Don’t forget about your tray table
When you think about the design of an airplane seat, at first, it feels very basic without a lot of options. But if you get creative and consider the various ways you can use the accessories to your advantage, Cahall says you might hit the jackpot with sleep. The first place to look? The tray table. “I personally have a hard time sleeping in a sitting position and the best trick I’ve discovered is don’t be afraid to utilize the tray table. I always wipe it down first (I’ve seen people actually changed dirty diapers on those trays!), then I simply put a small travel pillow or even my sweatshirt on the tray and lay my head down. This position is a little awkward, but really does help. It works best for smaller people,” she explains. Here’s how to find the best seat on the plane for every need.
Look around for open seats
Once you reach cruising altitude, take a look around the plane. More often than not, you’ll see a few empty seats or if you really get lucky, a free exit row with three seats flying solo. As long as there is no reservation under those seat assignments, they’re up for grabs and will make it easier for you to rest easy. Just check with your flight attendant to be courteous. “More seats equal more room and more sleep.,” Cahall says. “I personally am not above sleeping across a few seats if there are plenty available. Just remember, it’s important to be considerate of other passengers and avoid blocking the aisle.”
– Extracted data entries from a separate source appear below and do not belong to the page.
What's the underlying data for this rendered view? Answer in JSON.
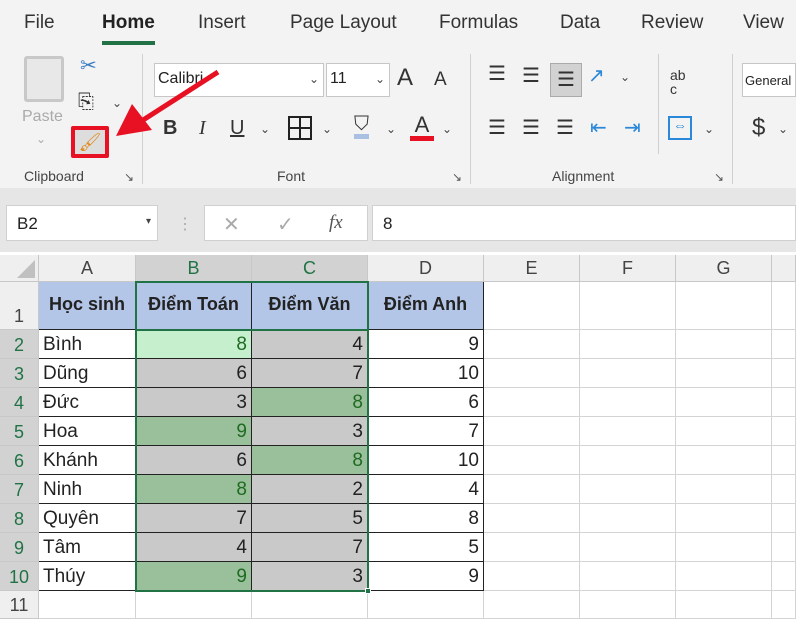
{
  "menu": {
    "tabs": [
      "File",
      "Home",
      "Insert",
      "Page Layout",
      "Formulas",
      "Data",
      "Review",
      "View"
    ],
    "active": "Home"
  },
  "ribbon": {
    "clipboard": {
      "paste": "Paste",
      "label": "Clipboard"
    },
    "font": {
      "name": "Calibri",
      "size": "11",
      "label": "Font",
      "bold": "B",
      "italic": "I",
      "underline": "U",
      "font_color": "A",
      "grow": "A",
      "shrink": "A"
    },
    "alignment": {
      "label": "Alignment",
      "wrap": "ab c"
    },
    "number": {
      "format": "General",
      "currency": "$"
    }
  },
  "formula_bar": {
    "name_box": "B2",
    "value": "8",
    "fx": "fx"
  },
  "sheet": {
    "columns": [
      "A",
      "B",
      "C",
      "D",
      "E",
      "F",
      "G"
    ],
    "rows": [
      "1",
      "2",
      "3",
      "4",
      "5",
      "6",
      "7",
      "8",
      "9",
      "10",
      "11"
    ],
    "headers": [
      "Học sinh",
      "Điểm Toán",
      "Điểm Văn",
      "Điểm Anh"
    ],
    "data": [
      [
        "Bình",
        8,
        4,
        9
      ],
      [
        "Dũng",
        6,
        7,
        10
      ],
      [
        "Đức",
        3,
        8,
        6
      ],
      [
        "Hoa",
        9,
        3,
        7
      ],
      [
        "Khánh",
        6,
        8,
        10
      ],
      [
        "Ninh",
        8,
        2,
        4
      ],
      [
        "Quyên",
        7,
        5,
        8
      ],
      [
        "Tâm",
        4,
        7,
        5
      ],
      [
        "Thúy",
        9,
        3,
        9
      ]
    ],
    "fills": [
      [
        "lgreen",
        "gray"
      ],
      [
        "gray",
        "gray"
      ],
      [
        "gray",
        "green"
      ],
      [
        "green",
        "gray"
      ],
      [
        "gray",
        "green"
      ],
      [
        "green",
        "gray"
      ],
      [
        "gray",
        "gray"
      ],
      [
        "gray",
        "gray"
      ],
      [
        "green",
        "gray"
      ]
    ]
  },
  "colors": {
    "accent": "#217346",
    "highlight": "#e81123",
    "header_fill": "#b4c6e7"
  }
}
Do what usually makes you sleepy
Consider what you do in at home to make yourself get tired: listen to relaxing music? Read? Watch a movie? Whatever sleep routine works for you on a day-to-day basis is what will help you in an unusual circumstance, too. For Niver, watching a movie is her go-to trick, as it cancels out the noise around her and makes her eyelids feel heavy. Think about what works normally and apply it to your travel experience.
Make sure you’re hydrated
If you rake in a bunch of travel reward points because you’re a frequent flyer, catching and boarding flights, then you know how tough the stale air can be for your skin. In addition to moisturizing pre-flight and wearing lip balm, Booth says it’s a good idea to hydrate the full 24 hours before your takeoff time, but not right before you board. “Drink lots and lots of water before getting on the plane, so that you don’t have to drink a lot before going to sleep. Nothing like falling into a deep slumber only to have to wake up due to thirst or to answer nature’s call,” she says.
Don’t drink caffeine
You java lovers out there might find this one impossible, but we promise you can make it work. Look at this way: One day without caffeine means that when you land at your destination, you can have all the coffee and espresso that you want. Michelle Weller, a travel agent from travelleaders.com, says the way to satisfy your palette (especially when you might be dragging from java withdrawal) is to bring a chamomile tea bag and down a cup before you sleep.
Be strategic with sleep beforehand
In addition to working out, Joost Schreve, the co-founder and CEO of kimkim, says sleeping in on the day you’re going to travel cross-country or cross-Atlantic is a bad idea. “Plan ahead in terms of your sleep patterns. For example, the day before boarding a red-eye, I prefer to wake up early to make sure I am tired enough to ensure that I fall asleep early on the red-eye.”